Fungus already has a large adult audience. Raymond Briggs’ latest book When the Wind Blows was published on the adult list. In it he looks with devastating logic at the nuclear issue and tells a bitterly ironic story that arouses laughter, anger and tears simultaneously. The book has struck a chord with adults, young people and older children. ‘It all began in April 1981 after that Panorama programme. It was a bit of a knockout. The next day there was a TV crew here and we were talking about it. One of them said “There’s your next book Raymond.” I thought, “Yes, what a fantastic idea.”‘ In producing it he has become more involved in the issues it raises. After arguing about it for two years he has finally joined CND. ‘I realise the real menace is the nuclear thing. Everything else – the East v. West thing – is a tiny detail, a mere nothing. I’m very pessimistic but I hardly dare say that to people, especially people with children.’

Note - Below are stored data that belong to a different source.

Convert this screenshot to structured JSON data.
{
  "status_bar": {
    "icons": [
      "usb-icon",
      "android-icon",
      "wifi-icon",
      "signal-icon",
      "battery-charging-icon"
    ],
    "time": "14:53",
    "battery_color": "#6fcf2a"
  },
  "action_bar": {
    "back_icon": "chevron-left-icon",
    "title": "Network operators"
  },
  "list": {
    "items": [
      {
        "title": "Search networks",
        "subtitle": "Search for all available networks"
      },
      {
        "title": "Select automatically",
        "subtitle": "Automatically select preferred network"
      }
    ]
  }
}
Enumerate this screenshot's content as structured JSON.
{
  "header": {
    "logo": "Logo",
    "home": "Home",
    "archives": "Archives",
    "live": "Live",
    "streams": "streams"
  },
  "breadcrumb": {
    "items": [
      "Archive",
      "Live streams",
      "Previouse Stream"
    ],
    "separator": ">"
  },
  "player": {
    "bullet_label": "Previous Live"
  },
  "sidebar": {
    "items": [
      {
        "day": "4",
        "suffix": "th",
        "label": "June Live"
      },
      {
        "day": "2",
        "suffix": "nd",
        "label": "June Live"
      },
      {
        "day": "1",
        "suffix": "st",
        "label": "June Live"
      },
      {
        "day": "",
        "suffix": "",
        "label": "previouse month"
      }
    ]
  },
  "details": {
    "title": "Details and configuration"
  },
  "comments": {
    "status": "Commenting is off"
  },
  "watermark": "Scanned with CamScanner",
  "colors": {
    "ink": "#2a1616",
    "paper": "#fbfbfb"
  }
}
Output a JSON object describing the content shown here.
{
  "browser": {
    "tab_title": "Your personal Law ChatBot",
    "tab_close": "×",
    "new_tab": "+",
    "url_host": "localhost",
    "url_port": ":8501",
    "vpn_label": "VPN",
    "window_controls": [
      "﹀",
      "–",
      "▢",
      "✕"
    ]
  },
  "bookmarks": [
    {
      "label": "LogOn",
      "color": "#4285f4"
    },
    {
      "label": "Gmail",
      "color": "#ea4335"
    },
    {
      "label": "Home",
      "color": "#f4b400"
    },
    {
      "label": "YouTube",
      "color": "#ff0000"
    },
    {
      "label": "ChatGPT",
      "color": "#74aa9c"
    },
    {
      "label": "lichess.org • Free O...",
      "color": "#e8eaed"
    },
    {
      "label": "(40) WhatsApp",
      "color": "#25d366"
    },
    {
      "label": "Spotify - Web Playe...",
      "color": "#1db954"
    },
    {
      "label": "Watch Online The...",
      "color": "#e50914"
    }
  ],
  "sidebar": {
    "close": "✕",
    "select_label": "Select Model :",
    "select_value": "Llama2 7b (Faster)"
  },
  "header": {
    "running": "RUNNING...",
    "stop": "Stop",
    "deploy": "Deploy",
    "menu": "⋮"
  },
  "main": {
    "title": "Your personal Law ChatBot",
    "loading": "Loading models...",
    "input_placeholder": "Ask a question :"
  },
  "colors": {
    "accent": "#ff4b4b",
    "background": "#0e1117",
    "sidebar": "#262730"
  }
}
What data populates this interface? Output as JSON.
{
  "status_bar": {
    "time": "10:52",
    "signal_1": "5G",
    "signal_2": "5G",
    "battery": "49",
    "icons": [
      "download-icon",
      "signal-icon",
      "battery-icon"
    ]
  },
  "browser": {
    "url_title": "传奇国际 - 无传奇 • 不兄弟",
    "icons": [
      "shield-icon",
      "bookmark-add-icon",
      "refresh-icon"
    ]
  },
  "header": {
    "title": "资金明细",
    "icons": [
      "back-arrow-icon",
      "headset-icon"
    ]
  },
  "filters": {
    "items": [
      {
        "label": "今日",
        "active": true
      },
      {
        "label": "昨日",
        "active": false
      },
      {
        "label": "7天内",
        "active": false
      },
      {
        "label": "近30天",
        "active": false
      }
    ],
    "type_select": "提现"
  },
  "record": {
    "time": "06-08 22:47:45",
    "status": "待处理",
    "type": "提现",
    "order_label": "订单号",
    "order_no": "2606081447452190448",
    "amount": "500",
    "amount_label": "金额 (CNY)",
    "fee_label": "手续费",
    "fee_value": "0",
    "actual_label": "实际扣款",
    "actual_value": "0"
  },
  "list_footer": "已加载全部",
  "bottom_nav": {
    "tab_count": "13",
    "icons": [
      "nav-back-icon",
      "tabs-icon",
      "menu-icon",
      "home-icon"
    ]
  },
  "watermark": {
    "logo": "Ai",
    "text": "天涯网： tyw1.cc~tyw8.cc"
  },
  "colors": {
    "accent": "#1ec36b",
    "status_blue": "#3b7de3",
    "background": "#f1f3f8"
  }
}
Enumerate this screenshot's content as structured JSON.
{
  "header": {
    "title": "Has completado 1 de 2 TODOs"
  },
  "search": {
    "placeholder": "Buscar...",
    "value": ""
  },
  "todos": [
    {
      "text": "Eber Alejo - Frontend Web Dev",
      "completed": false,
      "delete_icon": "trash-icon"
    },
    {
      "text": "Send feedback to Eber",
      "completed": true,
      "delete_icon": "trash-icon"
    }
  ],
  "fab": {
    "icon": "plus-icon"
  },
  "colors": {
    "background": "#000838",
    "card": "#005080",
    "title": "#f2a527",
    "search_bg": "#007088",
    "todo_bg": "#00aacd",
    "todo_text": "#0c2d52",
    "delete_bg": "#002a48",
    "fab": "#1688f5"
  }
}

Raymond Briggs has the deep seriousness of the best humourists. He’s a shy reticent man, not afraid of solitude but enjoying the contact that friends and a little teaching at Brighton brings him. He lives alone and works hard. But it would be a mistake to see him as a lugubrious semi-hermit. Serious he may be but he also has a great sense of fun. The three weeks of intensive work he did with Ron van der Meer on The Plop-Up Book were a small riot and he is smilingly aware of life’s ironies and absurdities.
Happily for us he has not abandoned children’s books entirely. A new picture book called at the moment Unlucky Charlie may be out next year. And it’s not a comic strip.